Identifying a medium-term strategy

Given the general acceptance of the need for action, the key issues in the policy debate are how to decide on the appropriate program of further consolidation and how to implement it. The short- and medium-term fiscal strategy should be to achieve a meaningful primary surplus, excluding social security. Under conservative macroeconomic assumptions, stabilizing the debt will require the primary balance, excluding social security, to shift from a deficit of 4 percent of GDP in 2004 to a surplus of around 3 percent by the fiscal year 2013. This implies an average annual adjustment of 0.75 percent of GDP, which is somewhat higher than the government’s current goal of 0.50 percent of GDP.

To achieve this adjustment expenditure and revenue measures will both be desirable. The scope to trim discretionary spending is limited, but some savings might be found in the public investment budget (although significant savings have already been made here). So revenue measures will need to comprise a significant part of the adjustment, and here there is considerable scope: Japan’s government revenue to GDP ratio is low relative to most other developed economies. Possible steps would be to broaden the tax base and to increase revenue from consumption tax. Plans for the latter should be developed as rapidly as possible.

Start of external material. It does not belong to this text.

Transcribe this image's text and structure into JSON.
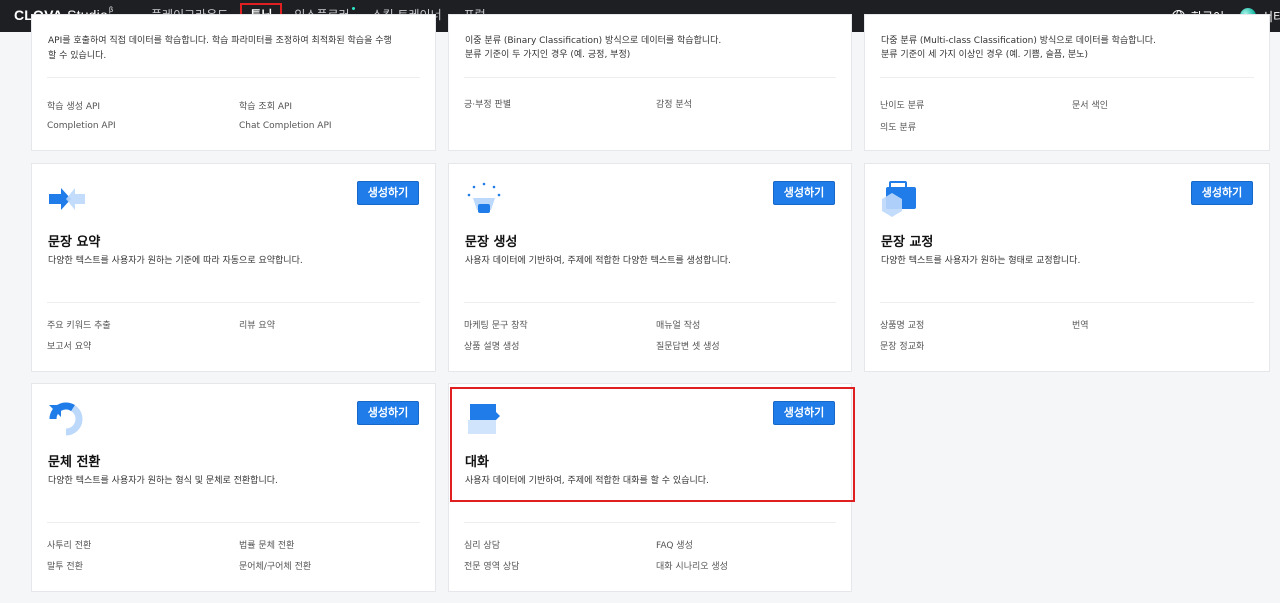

But given the size of the necessary adjustment, the consolidation plan also needs to involve reform in two other areas: intergovernmental fiscal relations and social spending. Further reforms to the system of local government finance are needed. The goal should be to improve accountability and efficiency among local governments: this would facilitate expenditure revenue and revenue mobilization. In time, reform of the local allocation tax (a block grant from the center to the periphery that is poorly targeted) could play an important role.

The conference also highlighted the importance of the ongoing program of fiscal decentralization and the need to resolve the outstanding issues relating to the reform of local government finance: for example, by strengthening the mechanism for imposing market discipline on local government borrowing.

The demographic changes mean that social spending is set to become an ever-growing share of the budget and prompt action is needed to limit growth in this area, particularly in health care spending. Several of the contributors to this volume suggested possible options for further work here.

Pension finances have been strengthened by the 2004 reforms, but they still need to be closely monitored. In particular, if the underlying macroeconomic and demographic assumptions turn out to have been overly optimistic, further adjustments will be needed.

Conclusion

In Japan, as in other countries, achieving fiscal consolidation involves difficult policy choices. Work carried out by the IMF suggests that the impact of the fiscal withdrawal should be manageable, given that the economy has become more resilient and that fiscal multipliers are, by most estimates, small. The Fund’s assessment, and that of this volume as a whole, suggests that taking the appropriate fiscal action in Japan would have a limited impact on the global economy (and strengthening the Japanese economy by stabilizing the fiscal situation will be beneficial for the rest of the world). Complementing fiscal consolidation with comprehensive structural reforms to raise productivity growth would, of course, improve Japan’s own economic performance and so contribute to improved global prospects.